Jeanne soupire. Elle s’énerve.
_ Et ça va prendre combien de temps ?
Il la regarde. Il sourit. « Tu es pressée ? Dis-moi. On t’attend quelque part ?
_ Il va bientôt pleuvoir, Jacques. Regarde le ciel…
_ Et alors… On attendra sous la pluie. Moi, ça ne me gêne pas.
Elle souffle : « C’est ridicule.
Et Jacques, aussitôt : « Non, Jeanne. C’est toi qui est ridicule.
_ C’est ce que tu penses ?
_ Oui.
_ Vraiment ?
_ Vraiment, Jeanne. Il suffit d’être patient.
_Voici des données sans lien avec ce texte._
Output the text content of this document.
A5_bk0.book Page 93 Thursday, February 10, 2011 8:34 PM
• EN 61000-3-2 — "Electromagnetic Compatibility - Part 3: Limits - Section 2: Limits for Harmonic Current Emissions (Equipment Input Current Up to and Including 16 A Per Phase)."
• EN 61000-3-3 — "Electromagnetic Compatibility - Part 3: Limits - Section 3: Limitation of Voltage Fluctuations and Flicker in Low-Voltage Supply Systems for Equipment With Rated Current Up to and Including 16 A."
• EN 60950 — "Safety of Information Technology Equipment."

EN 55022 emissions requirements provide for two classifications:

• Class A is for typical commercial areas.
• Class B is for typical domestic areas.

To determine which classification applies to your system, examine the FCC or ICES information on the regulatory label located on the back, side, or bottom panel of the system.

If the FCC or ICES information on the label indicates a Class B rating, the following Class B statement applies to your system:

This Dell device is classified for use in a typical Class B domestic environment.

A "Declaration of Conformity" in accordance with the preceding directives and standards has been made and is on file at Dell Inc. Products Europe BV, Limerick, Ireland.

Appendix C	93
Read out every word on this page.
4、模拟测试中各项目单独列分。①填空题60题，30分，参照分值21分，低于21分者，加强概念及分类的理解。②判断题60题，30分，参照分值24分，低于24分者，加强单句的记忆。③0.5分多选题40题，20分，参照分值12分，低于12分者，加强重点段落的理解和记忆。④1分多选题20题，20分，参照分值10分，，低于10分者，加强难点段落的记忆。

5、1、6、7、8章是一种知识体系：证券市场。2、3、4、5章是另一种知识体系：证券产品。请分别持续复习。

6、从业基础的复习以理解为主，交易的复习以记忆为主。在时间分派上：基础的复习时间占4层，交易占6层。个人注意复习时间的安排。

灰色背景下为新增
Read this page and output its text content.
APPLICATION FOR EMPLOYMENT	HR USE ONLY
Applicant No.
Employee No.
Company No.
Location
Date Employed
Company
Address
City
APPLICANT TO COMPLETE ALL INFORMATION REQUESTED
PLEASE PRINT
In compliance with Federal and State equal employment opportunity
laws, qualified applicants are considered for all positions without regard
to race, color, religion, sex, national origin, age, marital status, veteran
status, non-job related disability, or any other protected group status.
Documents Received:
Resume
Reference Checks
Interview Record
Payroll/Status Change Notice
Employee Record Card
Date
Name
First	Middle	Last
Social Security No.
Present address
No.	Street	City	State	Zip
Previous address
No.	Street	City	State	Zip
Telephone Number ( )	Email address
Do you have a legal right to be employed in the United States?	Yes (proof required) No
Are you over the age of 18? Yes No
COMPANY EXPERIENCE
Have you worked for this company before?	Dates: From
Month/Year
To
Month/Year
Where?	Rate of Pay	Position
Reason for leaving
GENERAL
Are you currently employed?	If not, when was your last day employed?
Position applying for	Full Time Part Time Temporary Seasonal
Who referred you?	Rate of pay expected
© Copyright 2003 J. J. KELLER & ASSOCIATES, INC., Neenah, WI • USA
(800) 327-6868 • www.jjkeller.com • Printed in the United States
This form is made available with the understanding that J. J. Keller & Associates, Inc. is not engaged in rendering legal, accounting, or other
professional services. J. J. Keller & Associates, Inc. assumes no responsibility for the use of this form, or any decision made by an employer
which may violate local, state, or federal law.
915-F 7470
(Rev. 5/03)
_ Et s’il ne ressort pas ?
_ Fais-moi confiance, il va ressortir. Un type comme ça ne reste pas chez lui plus d’une heure ou deux.
_ Mais bon sang, Jacques, tu ne le connais même pas.
_ J’ai vu son visage. J’ai vu son regard, Jeanne.
_ Tu ne vois pas que…
_ Quoi ? » Il se relève. D’un coup. « Qu'est-ce que je ne vois pas ?!
Elle hésite. « Je veux rentrer, Jacques. Ramène-moi à la maison.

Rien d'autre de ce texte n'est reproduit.